A retrospectively cohort study was performed to analyze the duration of viral RNA shedding in patients with COVID-19 in order to determine the related risk factors associated with prolonged viral RNA shedding.

This study reported a median of 32 days of viral RNA shedding from illness onset in patients with COVID-19. Most patients showed viral shedding within 60 days. The longest period reached 111 days in a 75-year-old male patient. This is in contrast to a study reporting that viral RNA existed for a median duration of 17 (9) days among 113 patients with COVID-19 [5]. Another study of 59 patients reported that the duration of viral RNA shedding was 26 (7) days. The discrepancies between studies may be attributed to differences in demographic data as well as the severity of the disease. Although it has been demonstrated that viral load in the upper respiratory tract declines after the first week, the persistent viral RNA shedding may impose a risk of transmission over the long-term. Therefore, discharged patients still require close monitoring of viral load to effectively block the transmission of the virus. Further studies are needed to ascertain whether live virus particles are shed even in the later stages of COVID-19.

A multivariate logistic regression analysis showed that among host factors, no statistically significant relationship was found among sex or co-morbidities (hypertension, diabetes, CHD) on the duration of viral RNA shedding. Elderly age was the only host factor that was significantly associated with prolonged viral RNA shedding in the present study. The effect of age on viral RNA clearance might be conflated by other factors because elderly patients are more likely to have co-morbidities and more severe pre-existing diseases [8, 9]. However, in our study, disease severity had no impact on the duration of viral RNA persistence based on the univariate analysis. The impact of age remained significant by adjusting co-morbidities. The effect of different regimens and viral RNA persistence was found not to be statistically different between groups stratified by any antiviral therapies. The delayed viral RNA clearance in elderly patients is likely linked to the detrimental effect of aging on lymphocyte development and function [10]. Elderly patients sustain atrophy of the thymus combined with the normal decrease in the number of T lymphocytes with aging.

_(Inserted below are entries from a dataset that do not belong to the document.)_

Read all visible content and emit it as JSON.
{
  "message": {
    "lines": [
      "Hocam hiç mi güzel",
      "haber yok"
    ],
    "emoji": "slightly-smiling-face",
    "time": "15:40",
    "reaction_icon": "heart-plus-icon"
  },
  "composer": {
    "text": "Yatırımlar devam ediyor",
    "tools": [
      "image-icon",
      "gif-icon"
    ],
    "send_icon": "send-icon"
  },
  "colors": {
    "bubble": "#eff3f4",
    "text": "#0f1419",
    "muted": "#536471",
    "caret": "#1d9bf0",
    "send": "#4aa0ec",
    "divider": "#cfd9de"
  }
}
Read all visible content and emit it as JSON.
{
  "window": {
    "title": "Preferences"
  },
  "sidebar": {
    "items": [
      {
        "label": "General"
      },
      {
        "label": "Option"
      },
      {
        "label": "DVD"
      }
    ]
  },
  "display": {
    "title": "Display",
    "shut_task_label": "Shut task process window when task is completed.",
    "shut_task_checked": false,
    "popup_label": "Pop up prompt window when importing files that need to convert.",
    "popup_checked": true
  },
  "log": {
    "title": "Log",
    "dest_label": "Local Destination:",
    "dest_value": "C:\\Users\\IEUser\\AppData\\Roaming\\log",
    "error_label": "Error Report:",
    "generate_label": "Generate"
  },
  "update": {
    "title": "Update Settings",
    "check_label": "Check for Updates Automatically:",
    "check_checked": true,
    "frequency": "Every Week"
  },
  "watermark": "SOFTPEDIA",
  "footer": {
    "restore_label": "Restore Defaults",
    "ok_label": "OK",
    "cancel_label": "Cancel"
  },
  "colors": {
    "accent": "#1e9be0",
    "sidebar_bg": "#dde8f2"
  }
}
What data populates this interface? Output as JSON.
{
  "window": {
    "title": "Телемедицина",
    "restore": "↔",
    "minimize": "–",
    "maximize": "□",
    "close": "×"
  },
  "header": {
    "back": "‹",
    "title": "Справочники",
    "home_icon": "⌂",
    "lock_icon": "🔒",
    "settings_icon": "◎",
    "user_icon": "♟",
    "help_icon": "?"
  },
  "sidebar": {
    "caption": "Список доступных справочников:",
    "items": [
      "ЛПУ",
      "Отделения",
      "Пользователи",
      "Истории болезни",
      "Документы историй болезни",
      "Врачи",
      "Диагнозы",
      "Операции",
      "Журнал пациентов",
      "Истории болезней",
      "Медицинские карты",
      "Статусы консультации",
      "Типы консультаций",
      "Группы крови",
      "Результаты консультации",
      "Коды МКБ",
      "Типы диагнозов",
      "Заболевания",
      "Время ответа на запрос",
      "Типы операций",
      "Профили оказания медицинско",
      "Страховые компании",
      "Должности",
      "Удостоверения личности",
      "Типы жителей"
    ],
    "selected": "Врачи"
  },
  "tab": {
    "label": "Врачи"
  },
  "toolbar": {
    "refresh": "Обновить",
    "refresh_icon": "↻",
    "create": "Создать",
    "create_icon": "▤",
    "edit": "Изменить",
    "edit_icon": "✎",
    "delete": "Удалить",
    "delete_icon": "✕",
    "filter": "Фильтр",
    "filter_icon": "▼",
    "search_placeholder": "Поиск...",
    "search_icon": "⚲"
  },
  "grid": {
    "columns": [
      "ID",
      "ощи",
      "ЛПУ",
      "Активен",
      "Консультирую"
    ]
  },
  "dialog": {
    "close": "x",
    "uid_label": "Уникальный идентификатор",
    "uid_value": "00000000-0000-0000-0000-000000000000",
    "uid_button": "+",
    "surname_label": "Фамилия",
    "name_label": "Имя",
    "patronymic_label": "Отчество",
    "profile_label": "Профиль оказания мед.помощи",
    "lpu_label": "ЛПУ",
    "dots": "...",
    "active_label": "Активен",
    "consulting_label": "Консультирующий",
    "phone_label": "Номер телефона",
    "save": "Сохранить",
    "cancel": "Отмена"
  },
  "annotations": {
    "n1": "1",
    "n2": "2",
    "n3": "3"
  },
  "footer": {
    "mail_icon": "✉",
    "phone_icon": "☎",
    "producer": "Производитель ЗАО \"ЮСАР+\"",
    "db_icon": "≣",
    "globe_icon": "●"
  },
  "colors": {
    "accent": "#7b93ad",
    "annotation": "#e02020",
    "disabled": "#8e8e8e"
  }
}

In addition, the activation potential of memory T cells that accumulate is altered, leading to hyporesponsivity in host immune responses. Thus, normal age-related impaired immunity was presented in elderly patients with COVID-19 [11]. In that case, an age-related decline of innate and adaptive immunity leads to a reduced ability to respond to infection, which might result in a diminished clearance of RNA virus in elderly patients. Conversely, elderly patients with COVID-19 usually face a greater risk of morbidity, in addition to more frequent co-morbidities in elderly patients related to the prognosis of COVID-19. The findings presented here on impaired viral RNA clearance may also provide a reasonable explanation for the higher incidence of rapid disease progression and death in elderly patients. The age-related impact of viral RNA clearance may also explain the discrepancy in our findings and other studies as previous described, showing a median age of 58 years in the present study compared with studies reporting a median of 17 days in 113 patients of a median age of 52 years [5] and 26 days in 59 patients of a median age of 46 years, respectively [6].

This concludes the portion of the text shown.